Sandra and Gordon were fortunate to have access to Boston hospitals and doctors and it wasn’t long after her first seizure that Sandra was diagnosed with MELAS, a progressive neurodegenerative disorder associated with Mitochondrial myopathy. This only confirmed what Gordon had suspected after his many nights of searching the internet and finding many of Sandra’s characteristics and symptoms matched with a MELAS diagnosis. This track even landed Gordon in the hospital out of exhaustion; the very thing his wife had been suffering from. Today Sandra “goes about her limited (but productive) routine with enthusiasm and commitment,” says her husband, who adds, “It is difficult on us because our boys have been thrust into the role of parenting their mother, and I have lost my partner and my spouse.” Sandra’s brain remains, “under daily attack and she has suffered significant cognitive impairment,” says Gordon. But, he adds, “the blessing here is that, Sandra does not fully appreciate or understand much of what has happened to her. She is entirely focused on what she CAN do and is not concerned at all with what she cannot do.”
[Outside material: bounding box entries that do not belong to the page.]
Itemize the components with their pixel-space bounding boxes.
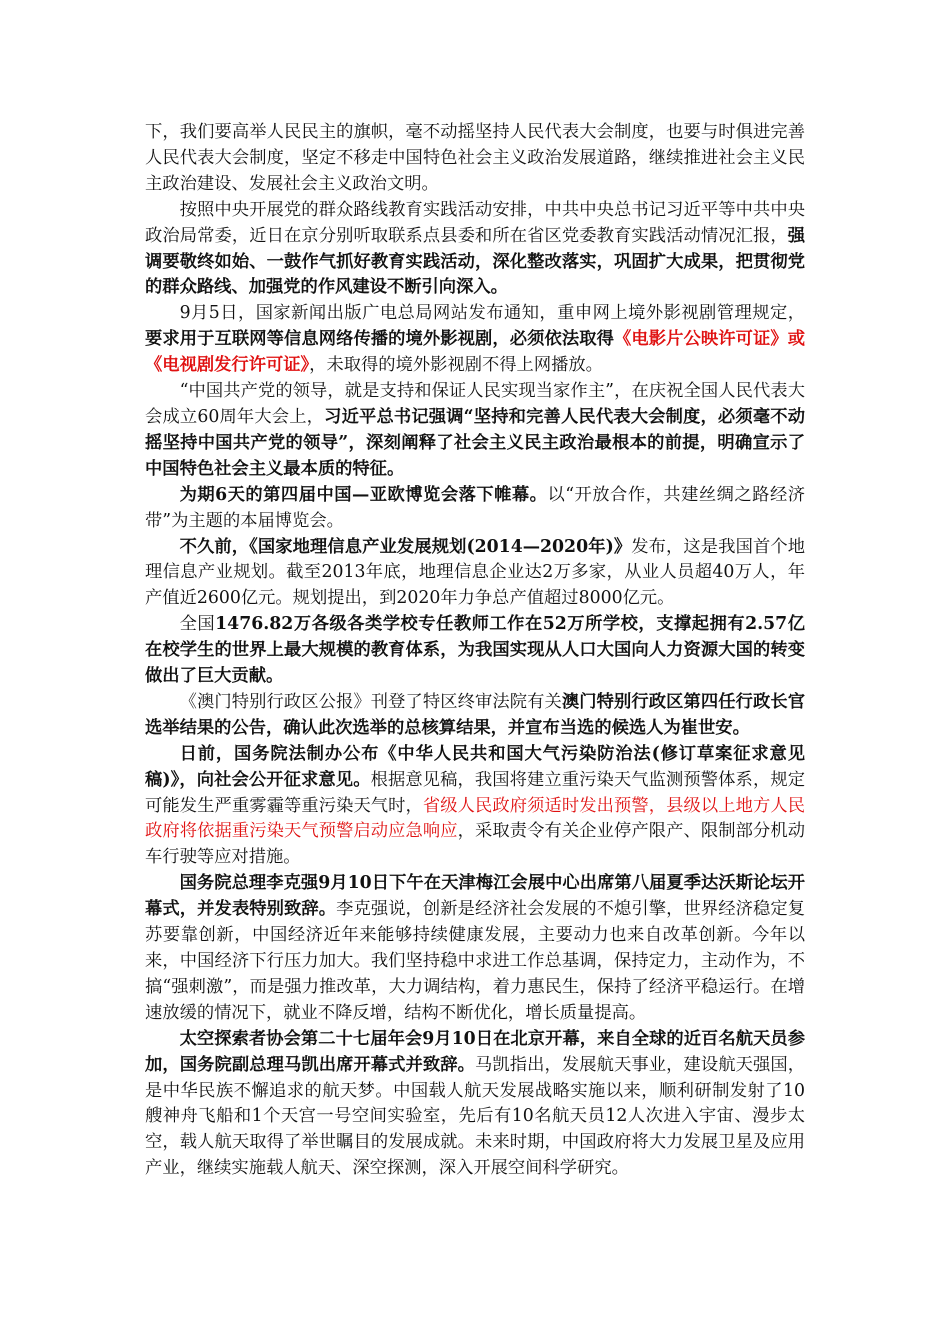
text-run: “中国共产党的领导，就是支持和保证人民实现当家作主”，在庆祝全国人民代表大会成立60周年大会上， [145, 381, 805, 427]
text-run: 发布，这是我国首个地理信息产业规划。截至2013年底，地理信息企业达2万多家，从业人员超40万人，年产值近2600亿元。规划提出，到2020年力争总产值超过8000亿元。 [145, 536, 805, 609]
text-run: 按照中央开展党的群众路线教育实践活动安排，中共中央总书记习近平等中共中央政治局常委，近日在京分别听取联系点县委和所在省区党委教育实践活动情况汇报， [145, 199, 805, 246]
text-run: 下，我们要高举人民民主的旗帜，毫不动摇坚持人民代表大会制度，也要与时俱进完善人民代表大会制度，坚定不移走中国特色社会主义政治发展道路，继续推进社会主义民主政治建设、发展社会主义政治文明。 [145, 122, 805, 194]
text-run: 李克强说，创新是经济社会发展的不熄引擎，世界经济稳定复苏要靠创新，中国经济近年来能够持续健康发展，主要动力也来自改革创新。今年以来，中国经济下行压力加大。我们坚持稳中求进工作总基调，保持定力，主动作为，不搞“强刺激”，而是强力推改革，大力调结构，着力惠民生，保持了经济平稳运行。在增速放缓的情况下，就业不降反增，结构不断优化，增长质量提高。 [145, 899, 805, 1023]
text-run: 《澳门特别行政区公报》刊登了特区终审法院有关 [179, 691, 562, 712]
paragraph-10 [145, 871, 805, 1026]
paragraph-9 [145, 742, 805, 872]
bold-text-run: 强调要敬终如始、一鼓作气抓好教育实践活动，深化整改落实，巩固扩大成果，把贯彻党的群众路线、加强党的作风建设不断引向深入。 [145, 225, 805, 298]
paragraph-11 [145, 1027, 805, 1182]
bold-text-run: 习近平总书记强调“坚持和完善人民代表大会制度，必须毫不动摇坚持中国共产党的领导”，深刻阐释了社会主义民主政治最根本的前提，明确宣示了中国特色社会主义最本质的特征。 [145, 406, 805, 479]
paragraph-5 [145, 483, 805, 535]
bold-text-run: 太空探索者协会第二十七届年会9月10日在北京开幕，来自全球的近百名航天员参加，国务院副总理马凯出席开幕式并致辞。 [145, 1028, 805, 1075]
paragraph-2 [145, 198, 805, 302]
red-text-run: 省级人民政府须适时发出预警，县级以上地方人民政府将依据重污染天气预警启动应急响应 [145, 795, 805, 842]
text-run: 以“开放合作，共建丝绸之路经济带”为主题的本届博览会。 [145, 484, 805, 531]
paragraph-6 [145, 535, 805, 613]
red-bold-text-run: 《电影片公映许可证》或《电视剧发行许可证》 [145, 329, 805, 376]
text-run: ，采取责令有关企业停产限产、限制部分机动车行驶等应对措施。 [145, 821, 805, 868]
text-run: 全国 [179, 614, 216, 635]
document-body [145, 120, 805, 1182]
bold-text-run: 国务院总理李克强9月10日下午在天津梅江会展中心出席第八届夏季达沃斯论坛开幕式，并发表特别致辞。 [145, 873, 805, 920]
paragraph-3 [145, 301, 805, 379]
paragraph-1 [145, 120, 805, 198]
paragraph-8 [145, 690, 805, 742]
text-run: 根据意见稿，我国将建立重污染天气监测预警体系，规定可能发生严重雾霾等重污染天气时， [145, 769, 805, 816]
text-run: 马凯指出，发展航天事业，建设航天强国，是中华民族不懈追求的航天梦。中国载人航天发展战略实施以来，顺利研制发射了10艘神舟飞船和1个天宫一号空间实验室，先后有10名航天员12人次进入宇宙、漫步太空，载人航天取得了举世瞩目的发展成就。未来时期，中国政府将大力发展卫星及应用产业，继续实施载人航天、深空探测，深入开展空间科学研究。 [145, 1054, 805, 1179]
bold-text-run: 1476.82万各级各类学校专任教师工作在52万所学校，支撑起拥有2.57亿在校学生的世界上最大规模的教育体系，为我国实现从人口大国向人力资源大国的转变做出了巨大贡献。 [145, 614, 805, 687]
text-run: 9月5日，国家新闻出版广电总局网站发布通知，重申网上境外影视剧管理规定， [179, 303, 805, 324]
text-run: ，未取得的境外影视剧不得上网播放。 [309, 355, 603, 376]
paragraph-7 [145, 612, 805, 690]
bold-text-run: 日前，国务院法制办公布《中华人民共和国大气污染防治法(修订草案征求意见稿)》，向社会公开征求意见。 [145, 743, 805, 790]
bold-text-run: 澳门特别行政区第四任行政长官选举结果的公告，确认此次选举的总核算结果，并宣布当选的候选人为崔世安。 [145, 691, 805, 738]
bold-text-run: 要求用于互联网等信息网络传播的境外影视剧，必须依法取得 [145, 329, 614, 350]
bold-text-run: 为期6天的第四届中国—亚欧博览会落下帷幕。 [179, 484, 548, 505]
bold-text-run: 不久前，《国家地理信息产业发展规划(2014—2020年)》 [179, 536, 632, 557]
paragraph-4 [145, 379, 805, 483]
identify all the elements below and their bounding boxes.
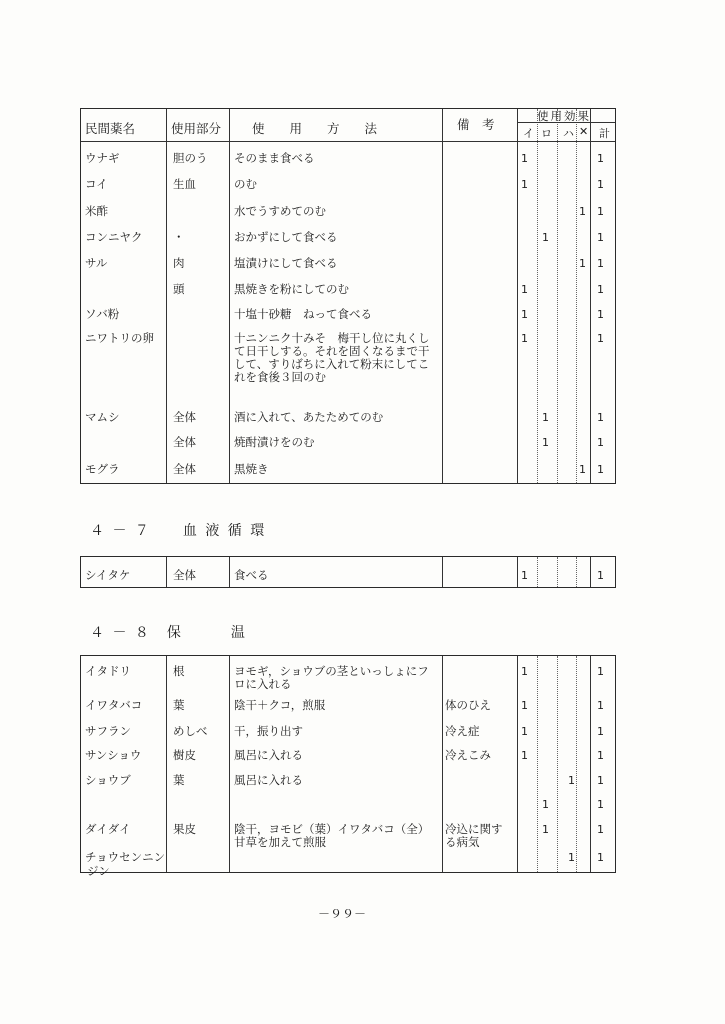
usage-method-line: のむ bbox=[234, 177, 257, 191]
col-divider-part bbox=[229, 557, 230, 587]
usage-method-line: 風呂に入れる bbox=[234, 773, 303, 787]
medicine-name: コンニヤク bbox=[85, 230, 143, 244]
header-method: 使 用 方 法 bbox=[252, 121, 378, 136]
medicine-table-3 bbox=[80, 655, 616, 878]
medicine-name: ソバ粉 bbox=[85, 307, 120, 321]
usage-method-line: 風呂に入れる bbox=[234, 748, 303, 762]
total-value: 1 bbox=[597, 569, 604, 582]
medicine-name: サンショウ bbox=[85, 748, 142, 762]
effect-divider-ro bbox=[557, 656, 558, 872]
effect-i-value: 1 bbox=[521, 308, 528, 321]
usage-method-line: 黒焼きを粉にしてのむ bbox=[234, 282, 349, 296]
total-value: 1 bbox=[597, 332, 604, 345]
col-divider-notes bbox=[517, 109, 518, 483]
effect-ha-value: 1 bbox=[568, 851, 575, 864]
used-part: ・ bbox=[173, 230, 185, 244]
effect-x-value: 1 bbox=[579, 205, 586, 218]
used-part: 生血 bbox=[173, 177, 196, 191]
effect-x-value: 1 bbox=[579, 463, 586, 476]
total-value: 1 bbox=[597, 699, 604, 712]
total-value: 1 bbox=[597, 749, 604, 762]
col-divider-x bbox=[590, 557, 591, 587]
usage-method-line: 十ニンニク十みそ 梅干し位に丸くし bbox=[234, 331, 430, 345]
header-effect-ro: ロ bbox=[541, 127, 552, 140]
usage-method-line: 食べる bbox=[234, 568, 269, 582]
total-value: 1 bbox=[597, 436, 604, 449]
notes: 冷込に関す bbox=[445, 822, 503, 836]
effect-ro-value: 1 bbox=[542, 231, 549, 244]
effect-i-value: 1 bbox=[521, 178, 528, 191]
col-divider-name bbox=[166, 656, 167, 872]
effect-divider-ha bbox=[576, 557, 577, 587]
effect-ha-value: 1 bbox=[568, 774, 575, 787]
medicine-table-1 bbox=[80, 108, 616, 484]
effect-ro-value: 1 bbox=[542, 823, 549, 836]
total-value: 1 bbox=[597, 665, 604, 678]
header-part: 使用部分 bbox=[171, 121, 222, 136]
medicine-name: イワタバコ bbox=[85, 698, 143, 712]
usage-method-line: 十塩十砂糖 ねって食べる bbox=[234, 307, 372, 321]
medicine-table-2 bbox=[80, 556, 616, 588]
used-part: 頭 bbox=[173, 282, 185, 296]
total-value: 1 bbox=[597, 823, 604, 836]
used-part: 根 bbox=[173, 664, 185, 678]
effect-divider-ro bbox=[557, 109, 558, 483]
total-value: 1 bbox=[597, 725, 604, 738]
used-part: 全体 bbox=[173, 435, 196, 449]
total-value: 1 bbox=[597, 774, 604, 787]
effect-x-value: 1 bbox=[579, 257, 586, 270]
effect-i-value: 1 bbox=[521, 699, 528, 712]
usage-method-line: 干，振り出す bbox=[234, 724, 303, 738]
header-effect-i: イ bbox=[523, 127, 534, 140]
used-part: めしべ bbox=[173, 724, 208, 738]
effect-i-value: 1 bbox=[521, 725, 528, 738]
effect-divider-i bbox=[537, 109, 538, 483]
medicine-name: ウナギ bbox=[85, 151, 120, 165]
medicine-name-continued: ジン bbox=[87, 864, 110, 878]
section-title-warmth: ４ － ８ 保 温 bbox=[90, 625, 247, 641]
usage-method-line: 水でうすめてのむ bbox=[234, 204, 326, 218]
used-part: 全体 bbox=[173, 462, 196, 476]
usage-method-line: 陰干＋クコ，煎服 bbox=[234, 698, 326, 712]
used-part: 葉 bbox=[173, 773, 185, 787]
usage-method-line: おかずにして食べる bbox=[234, 230, 338, 244]
page-number: －９９－ bbox=[318, 907, 367, 921]
effect-ro-value: 1 bbox=[542, 436, 549, 449]
medicine-name: イタドリ bbox=[85, 664, 131, 678]
effect-ro-value: 1 bbox=[542, 798, 549, 811]
medicine-name: コイ bbox=[85, 177, 108, 191]
medicine-name: サル bbox=[85, 256, 108, 270]
col-divider-method bbox=[442, 557, 443, 587]
used-part: 樹皮 bbox=[173, 748, 196, 762]
total-value: 1 bbox=[597, 205, 604, 218]
header-effect-ha: ハ bbox=[563, 127, 574, 140]
effect-divider-ha bbox=[576, 656, 577, 872]
effect-divider-i bbox=[537, 557, 538, 587]
effect-divider-ro bbox=[557, 557, 558, 587]
col-divider-x bbox=[590, 109, 591, 483]
effect-i-value: 1 bbox=[521, 332, 528, 345]
usage-method-line: そのまま食べる bbox=[234, 151, 315, 165]
total-value: 1 bbox=[597, 283, 604, 296]
medicine-name: ダイダイ bbox=[85, 822, 131, 836]
notes: 冷え症 bbox=[445, 724, 480, 738]
col-divider-method bbox=[442, 109, 443, 483]
usage-method-line: 焼酎漬けをのむ bbox=[234, 435, 315, 449]
col-divider-part bbox=[229, 109, 230, 483]
usage-method-line: 酒に入れて、あたためてのむ bbox=[234, 410, 384, 424]
usage-method-line: ヨモギ，ショウブの茎といっしょにフ bbox=[234, 664, 429, 678]
notes: 冷えこみ bbox=[445, 748, 491, 762]
effect-i-value: 1 bbox=[521, 749, 528, 762]
total-value: 1 bbox=[597, 152, 604, 165]
used-part: 葉 bbox=[173, 698, 185, 712]
effect-ro-value: 1 bbox=[542, 411, 549, 424]
usage-method-line: て日干しする。それを固くなるまで干 bbox=[234, 344, 430, 358]
effect-divider-i bbox=[537, 656, 538, 872]
usage-method-line: 陰干，ヨモビ（葉）イワタバコ（全） bbox=[234, 822, 430, 836]
header-name: 民間薬名 bbox=[85, 121, 136, 136]
header-effect-x: ✕ bbox=[579, 125, 589, 138]
effect-i-value: 1 bbox=[521, 569, 528, 582]
used-part: 肉 bbox=[173, 256, 185, 270]
usage-method-line: して、すりばちに入れて粉末にしてこ bbox=[234, 357, 430, 371]
effect-i-value: 1 bbox=[521, 665, 528, 678]
used-part: 全体 bbox=[173, 410, 196, 424]
total-value: 1 bbox=[597, 463, 604, 476]
col-divider-notes bbox=[517, 656, 518, 872]
total-value: 1 bbox=[597, 231, 604, 244]
used-part: 果皮 bbox=[173, 822, 196, 836]
usage-method-line: 黒焼き bbox=[234, 462, 269, 476]
medicine-name: モグラ bbox=[85, 462, 120, 476]
notes: る病気 bbox=[445, 835, 480, 849]
col-divider-name bbox=[166, 557, 167, 587]
header-rule bbox=[81, 141, 615, 142]
total-value: 1 bbox=[597, 178, 604, 191]
medicine-name: 米酢 bbox=[85, 204, 108, 218]
medicine-name: マムシ bbox=[85, 410, 120, 424]
header-notes: 備 考 bbox=[457, 117, 495, 132]
medicine-name: ニワトリの卵 bbox=[85, 331, 154, 345]
effect-divider-ha bbox=[576, 109, 577, 483]
used-part: 胆のう bbox=[173, 151, 208, 165]
total-value: 1 bbox=[597, 798, 604, 811]
total-value: 1 bbox=[597, 411, 604, 424]
col-divider-name bbox=[166, 109, 167, 483]
effect-i-value: 1 bbox=[521, 283, 528, 296]
col-divider-method bbox=[442, 656, 443, 872]
usage-method-line: れを食後３回のむ bbox=[234, 370, 326, 384]
usage-method-line: 甘草を加えて煎服 bbox=[234, 835, 326, 849]
medicine-name: サフラン bbox=[85, 724, 131, 738]
effect-i-value: 1 bbox=[521, 152, 528, 165]
total-value: 1 bbox=[597, 308, 604, 321]
medicine-name: シイタケ bbox=[85, 568, 131, 582]
used-part: 全体 bbox=[173, 568, 196, 582]
usage-method-line: 塩漬けにして食べる bbox=[234, 256, 338, 270]
usage-method-line: ロに入れる bbox=[234, 677, 292, 691]
col-divider-part bbox=[229, 656, 230, 872]
medicine-name: ショウブ bbox=[85, 773, 131, 787]
total-value: 1 bbox=[597, 257, 604, 270]
col-divider-x bbox=[590, 656, 591, 872]
col-divider-notes bbox=[517, 557, 518, 587]
total-value: 1 bbox=[597, 851, 604, 864]
section-title-blood-circulation: ４ － ７ 血 液 循 環 bbox=[90, 523, 267, 539]
header-effect-total: 計 bbox=[599, 127, 610, 140]
header-effect: 使用効果 bbox=[537, 109, 591, 123]
medicine-name: チョウセンニン bbox=[85, 850, 166, 864]
notes: 体のひえ bbox=[445, 698, 491, 712]
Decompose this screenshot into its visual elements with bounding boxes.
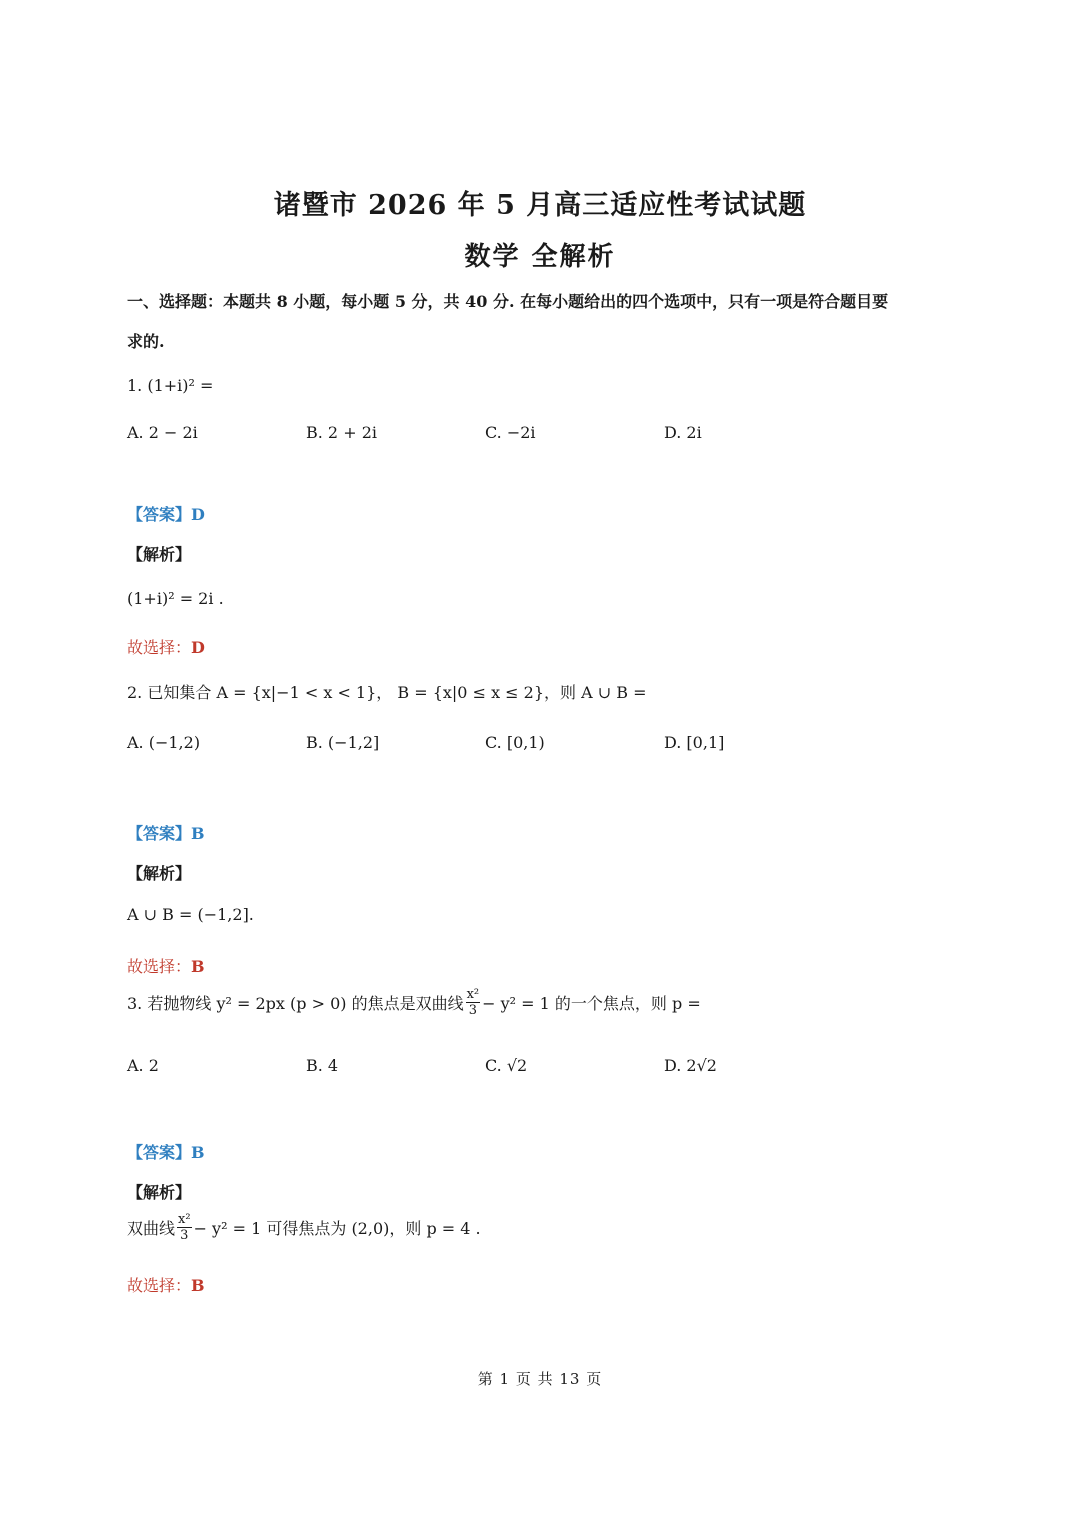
question-2-option-b: B. (−1,2] (306, 733, 380, 752)
question-3-fraction-denominator: 3 (468, 1003, 477, 1018)
question-3-option-a: A. 2 (127, 1056, 159, 1075)
question-3-stem-post: − y² = 1 的一个焦点，则 p = (482, 994, 701, 1013)
question-3-option-d: D. 2√2 (664, 1056, 717, 1075)
question-1-selection-letter: D (191, 638, 205, 657)
question-1-selection (127, 635, 205, 658)
question-3-selection-letter: B (191, 1276, 205, 1295)
question-2-selection (127, 954, 205, 977)
question-2-stem: 2. 已知集合 A = {x|−1 < x < 1}， B = {x|0 ≤ x ≤ 2}，则 A ∪ B = (127, 683, 647, 702)
question-2-option-c: C. [0,1) (485, 733, 545, 752)
question-1-option-d: D. 2i (664, 423, 702, 442)
question-2-work: A ∪ B = (−1,2]. (127, 905, 254, 924)
question-1-answer: 【答案】D (127, 505, 205, 524)
question-3-work-fraction-denominator: 3 (180, 1228, 189, 1243)
question-3-work-fraction-numerator: x² (178, 1212, 191, 1227)
question-3-work-pre: 双曲线 (127, 1219, 176, 1238)
question-3-selection (127, 1273, 205, 1296)
question-3-answer: 【答案】B (127, 1143, 205, 1162)
question-2-selection-prefix: 故选择： (127, 957, 192, 976)
question-1-stem: 1. (1+i)² = (127, 376, 214, 395)
document-title: 诸暨市 2026 年 5 月高三适应性考试试题 (273, 190, 807, 221)
question-3-option-c: C. √2 (485, 1056, 528, 1075)
question-3-option-b: B. 4 (306, 1056, 339, 1075)
question-3-work-fraction (177, 1213, 192, 1242)
question-2-option-a: A. (−1,2) (127, 733, 201, 752)
page-number-footer: 第 1 页 共 13 页 (477, 1370, 603, 1388)
question-2-answer: 【答案】B (127, 824, 205, 843)
question-3-analysis-label: 【解析】 (127, 1183, 192, 1202)
question-1-selection-prefix: 故选择： (127, 638, 192, 657)
section-heading-line1: 一、选择题：本题共 8 小题，每小题 5 分，共 40 分. 在每小题给出的四个选项中，只有一项是符合题目要 (127, 292, 889, 311)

This new lifestyle has forced the boys to mature beyond their years while Gordon accepts the foremost challenge of keeping Sandra safe. She needs to be reminded to take her medicine, eat meals, stay properly hydrated, and get adequate rest. Getting through the next day is the future for the Russell family. Gordon says he, “grabs the joy where it can be found and focuses on the positives of the situation” while he hopes and prays that our children will remain asymptomatic.” Gordon also finds solace in the old saying that applies so well to Sandra’s condition, “you don’t know what you don’t know.”